19 Şubat 2012 Pazar

Biz Aşağıda İmzası Olan Korkaklar ( ARŞİV )


BİZ AŞAĞIDA İMZASI OLAN KORKAKLAR

Hüsamettin Avşar


biz aşağıda imzası bulunan korkaklar

‘’Ne Yapmalı’’ Lenin’i, ‘’nasıl Yapmalı’’ da Nikolas Gavriloviç ÇERNİŞEVSKİ’NİN 1863 yılında Petropavlovski Zindanında yazdığı kitabını çağrıştırır bana. Özellikle ‘’Nasıl Yapmalı’’adlı eserin okunmasını önerme konusunda israrcı olduğumu da söyleyebilirim.
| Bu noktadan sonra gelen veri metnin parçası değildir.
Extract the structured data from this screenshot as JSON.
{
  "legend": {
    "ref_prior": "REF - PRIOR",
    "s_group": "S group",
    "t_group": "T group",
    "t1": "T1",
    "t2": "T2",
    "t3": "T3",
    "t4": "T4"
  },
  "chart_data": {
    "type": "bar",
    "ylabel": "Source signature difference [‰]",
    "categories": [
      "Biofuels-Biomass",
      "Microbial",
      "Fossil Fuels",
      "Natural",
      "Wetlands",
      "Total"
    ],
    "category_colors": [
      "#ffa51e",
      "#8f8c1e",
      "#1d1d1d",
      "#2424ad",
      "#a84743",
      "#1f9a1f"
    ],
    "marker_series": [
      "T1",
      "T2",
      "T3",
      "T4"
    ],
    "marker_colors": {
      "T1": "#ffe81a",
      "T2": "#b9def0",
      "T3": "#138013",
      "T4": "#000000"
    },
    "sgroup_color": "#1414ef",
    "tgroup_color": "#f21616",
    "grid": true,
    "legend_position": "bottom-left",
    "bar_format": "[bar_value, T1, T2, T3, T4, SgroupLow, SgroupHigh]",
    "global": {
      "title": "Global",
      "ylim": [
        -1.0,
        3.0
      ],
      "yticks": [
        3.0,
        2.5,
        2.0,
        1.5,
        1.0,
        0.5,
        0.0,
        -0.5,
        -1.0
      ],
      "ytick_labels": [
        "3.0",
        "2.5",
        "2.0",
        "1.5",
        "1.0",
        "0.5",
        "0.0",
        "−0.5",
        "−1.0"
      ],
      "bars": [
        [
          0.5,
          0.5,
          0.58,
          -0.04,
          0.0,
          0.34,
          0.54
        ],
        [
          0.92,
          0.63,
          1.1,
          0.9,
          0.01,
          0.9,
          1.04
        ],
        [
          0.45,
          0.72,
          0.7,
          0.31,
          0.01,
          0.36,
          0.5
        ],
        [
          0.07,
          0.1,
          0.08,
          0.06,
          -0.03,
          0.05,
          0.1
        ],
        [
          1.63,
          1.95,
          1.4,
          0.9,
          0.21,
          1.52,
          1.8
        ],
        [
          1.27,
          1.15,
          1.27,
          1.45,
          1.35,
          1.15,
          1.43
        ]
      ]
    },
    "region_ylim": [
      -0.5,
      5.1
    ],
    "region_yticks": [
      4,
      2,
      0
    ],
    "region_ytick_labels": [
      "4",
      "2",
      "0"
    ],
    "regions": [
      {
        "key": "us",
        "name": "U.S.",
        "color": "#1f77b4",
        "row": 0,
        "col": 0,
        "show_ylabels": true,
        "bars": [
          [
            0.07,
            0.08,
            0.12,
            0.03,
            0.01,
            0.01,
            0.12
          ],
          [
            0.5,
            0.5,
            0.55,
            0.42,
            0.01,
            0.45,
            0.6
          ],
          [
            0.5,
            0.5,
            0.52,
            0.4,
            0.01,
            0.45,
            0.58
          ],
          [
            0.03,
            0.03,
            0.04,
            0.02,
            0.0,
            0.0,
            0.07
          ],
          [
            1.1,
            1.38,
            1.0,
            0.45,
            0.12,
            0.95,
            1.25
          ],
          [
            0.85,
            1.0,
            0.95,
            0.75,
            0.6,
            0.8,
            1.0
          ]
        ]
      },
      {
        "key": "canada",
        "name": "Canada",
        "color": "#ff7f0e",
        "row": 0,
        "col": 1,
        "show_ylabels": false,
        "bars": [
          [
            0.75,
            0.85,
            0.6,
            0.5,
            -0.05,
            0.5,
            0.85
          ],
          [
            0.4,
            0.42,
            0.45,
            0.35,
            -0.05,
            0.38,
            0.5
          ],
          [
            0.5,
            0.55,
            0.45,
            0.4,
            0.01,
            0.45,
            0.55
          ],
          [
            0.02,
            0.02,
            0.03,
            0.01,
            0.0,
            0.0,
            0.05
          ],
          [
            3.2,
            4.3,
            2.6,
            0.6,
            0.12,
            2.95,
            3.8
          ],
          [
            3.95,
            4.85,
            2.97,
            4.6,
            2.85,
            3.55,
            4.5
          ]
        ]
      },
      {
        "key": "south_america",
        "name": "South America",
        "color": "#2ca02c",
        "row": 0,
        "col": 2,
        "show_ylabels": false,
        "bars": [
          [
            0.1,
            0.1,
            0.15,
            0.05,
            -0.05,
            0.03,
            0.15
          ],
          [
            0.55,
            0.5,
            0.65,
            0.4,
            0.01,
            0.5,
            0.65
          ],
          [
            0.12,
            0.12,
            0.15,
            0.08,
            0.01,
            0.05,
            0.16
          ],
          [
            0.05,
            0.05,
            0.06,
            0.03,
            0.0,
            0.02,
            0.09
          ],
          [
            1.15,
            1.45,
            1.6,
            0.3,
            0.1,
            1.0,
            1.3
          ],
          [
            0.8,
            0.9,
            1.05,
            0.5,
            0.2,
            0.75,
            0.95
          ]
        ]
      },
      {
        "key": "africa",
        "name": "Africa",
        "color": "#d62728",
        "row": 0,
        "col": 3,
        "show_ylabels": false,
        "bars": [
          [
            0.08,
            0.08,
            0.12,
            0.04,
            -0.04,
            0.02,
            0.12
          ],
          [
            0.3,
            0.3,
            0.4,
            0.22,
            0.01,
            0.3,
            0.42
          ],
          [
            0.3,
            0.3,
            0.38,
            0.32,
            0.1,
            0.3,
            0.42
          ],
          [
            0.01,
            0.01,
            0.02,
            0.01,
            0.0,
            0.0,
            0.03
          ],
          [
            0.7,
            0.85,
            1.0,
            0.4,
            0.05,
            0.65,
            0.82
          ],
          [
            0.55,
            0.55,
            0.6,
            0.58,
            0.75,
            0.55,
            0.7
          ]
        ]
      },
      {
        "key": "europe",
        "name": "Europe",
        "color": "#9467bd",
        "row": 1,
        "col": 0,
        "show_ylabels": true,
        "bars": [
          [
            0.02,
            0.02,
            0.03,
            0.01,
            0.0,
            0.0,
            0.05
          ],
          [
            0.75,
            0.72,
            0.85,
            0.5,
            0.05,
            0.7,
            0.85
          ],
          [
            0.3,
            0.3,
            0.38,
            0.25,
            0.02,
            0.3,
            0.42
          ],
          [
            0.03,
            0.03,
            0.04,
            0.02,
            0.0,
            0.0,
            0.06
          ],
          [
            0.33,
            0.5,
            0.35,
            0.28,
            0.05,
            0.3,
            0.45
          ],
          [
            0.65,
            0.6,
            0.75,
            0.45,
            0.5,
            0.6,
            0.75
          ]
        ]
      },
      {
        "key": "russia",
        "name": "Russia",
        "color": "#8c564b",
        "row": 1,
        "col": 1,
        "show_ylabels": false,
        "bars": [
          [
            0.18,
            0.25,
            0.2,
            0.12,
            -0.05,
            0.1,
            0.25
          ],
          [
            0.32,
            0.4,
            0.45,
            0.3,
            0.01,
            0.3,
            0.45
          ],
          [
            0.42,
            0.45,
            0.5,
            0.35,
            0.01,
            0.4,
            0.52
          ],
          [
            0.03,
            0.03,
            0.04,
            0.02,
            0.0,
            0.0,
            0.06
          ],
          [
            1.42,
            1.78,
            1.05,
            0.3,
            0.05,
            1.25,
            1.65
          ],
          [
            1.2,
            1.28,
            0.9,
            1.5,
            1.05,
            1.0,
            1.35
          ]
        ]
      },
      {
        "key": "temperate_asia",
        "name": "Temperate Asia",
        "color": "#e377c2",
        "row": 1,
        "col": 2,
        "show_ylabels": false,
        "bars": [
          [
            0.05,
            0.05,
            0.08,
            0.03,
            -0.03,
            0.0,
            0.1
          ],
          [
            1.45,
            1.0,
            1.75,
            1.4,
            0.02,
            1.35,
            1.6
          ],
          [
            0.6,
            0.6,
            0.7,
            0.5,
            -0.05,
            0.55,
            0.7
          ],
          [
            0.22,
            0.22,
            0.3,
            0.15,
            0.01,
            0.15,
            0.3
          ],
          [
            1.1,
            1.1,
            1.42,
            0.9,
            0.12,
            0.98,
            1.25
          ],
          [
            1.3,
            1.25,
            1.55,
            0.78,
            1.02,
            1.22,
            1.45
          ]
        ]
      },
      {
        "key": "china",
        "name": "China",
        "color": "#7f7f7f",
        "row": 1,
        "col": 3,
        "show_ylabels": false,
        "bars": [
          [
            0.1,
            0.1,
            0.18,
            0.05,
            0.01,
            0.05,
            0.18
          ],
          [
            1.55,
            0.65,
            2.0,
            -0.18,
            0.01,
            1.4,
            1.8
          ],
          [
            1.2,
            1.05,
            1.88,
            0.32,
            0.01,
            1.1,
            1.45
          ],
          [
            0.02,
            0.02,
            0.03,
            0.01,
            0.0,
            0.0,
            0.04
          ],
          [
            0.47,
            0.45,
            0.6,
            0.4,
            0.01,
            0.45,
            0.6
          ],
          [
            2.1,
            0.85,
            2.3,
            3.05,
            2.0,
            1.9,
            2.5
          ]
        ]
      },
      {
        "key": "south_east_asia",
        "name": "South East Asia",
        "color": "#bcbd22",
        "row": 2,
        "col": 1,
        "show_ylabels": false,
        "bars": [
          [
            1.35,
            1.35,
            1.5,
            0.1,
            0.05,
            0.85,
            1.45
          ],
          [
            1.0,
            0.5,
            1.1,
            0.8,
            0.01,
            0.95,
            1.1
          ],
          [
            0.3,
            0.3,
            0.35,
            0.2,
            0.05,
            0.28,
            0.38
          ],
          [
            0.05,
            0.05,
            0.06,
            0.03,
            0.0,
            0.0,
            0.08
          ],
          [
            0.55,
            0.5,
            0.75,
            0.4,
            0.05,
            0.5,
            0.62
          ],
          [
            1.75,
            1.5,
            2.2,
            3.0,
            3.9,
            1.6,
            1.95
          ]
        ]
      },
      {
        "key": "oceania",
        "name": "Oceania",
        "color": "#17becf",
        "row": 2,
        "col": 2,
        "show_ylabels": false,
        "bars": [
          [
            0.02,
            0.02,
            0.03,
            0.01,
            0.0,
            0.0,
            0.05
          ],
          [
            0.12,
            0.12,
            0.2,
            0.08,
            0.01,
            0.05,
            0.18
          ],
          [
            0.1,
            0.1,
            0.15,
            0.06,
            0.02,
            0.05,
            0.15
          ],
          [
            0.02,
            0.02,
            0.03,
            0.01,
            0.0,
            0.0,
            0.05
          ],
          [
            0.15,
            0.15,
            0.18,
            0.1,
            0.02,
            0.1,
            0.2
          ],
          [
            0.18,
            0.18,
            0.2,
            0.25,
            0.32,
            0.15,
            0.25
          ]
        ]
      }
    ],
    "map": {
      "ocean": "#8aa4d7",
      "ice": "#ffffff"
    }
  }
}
Amacım bu kitapların tanıtımını yapmak değil elbet… Amacım: bu iki sözün insan yaşamındaki önemini, belleklerdeki yarattığı çağrışımları güncelleştirmek ve bu iki sözün insan için ne denli önemli olduğunu kavratmaya çalışmaktır. Kimi zaman bir sözün rehberliğinin onlarca kitap okumak kadar yararlı olduğuna inanan insanlardan biriyim.


Büyük bir olasılıkla hatta kuşkusuzca diyebilirim ki gerek Lenin,  gerekse Çernişevski, kitaplarının adlarını değil de içeriğinin etki gücünü düşlemişlerdir. Ama bugün, insanlar kendilerini ‘’NE YAPMALI’’ ve ‘’NASIL YAPMALI’’ sözleriyle sorgulayabiliyorlarsa, NE YAPMALI’nın  ya da ‘’NASIL YAPMALI’’nın  gereklerini tasarlamaya çalışıyorlarsa  hem LENİN hem de  ÇERNİŞEVSKİ , düşlerinin ötesinde bir yolgöstericiliğe  de farkında olmadan öncülük etmiş sayılırlar.. Yeri gelmişken ikisini de saygıyla anıyorum.

Peki ne yapmalı?

Öncelikle, ülkemizdeki gelişmelerden kaygılanmalı, en etkin ve de yetkinlerin söylemlerini, uygulamalarını ve de dayatmalarını ülkemizin geleceği açısından tehlikeli bulup korkmalı…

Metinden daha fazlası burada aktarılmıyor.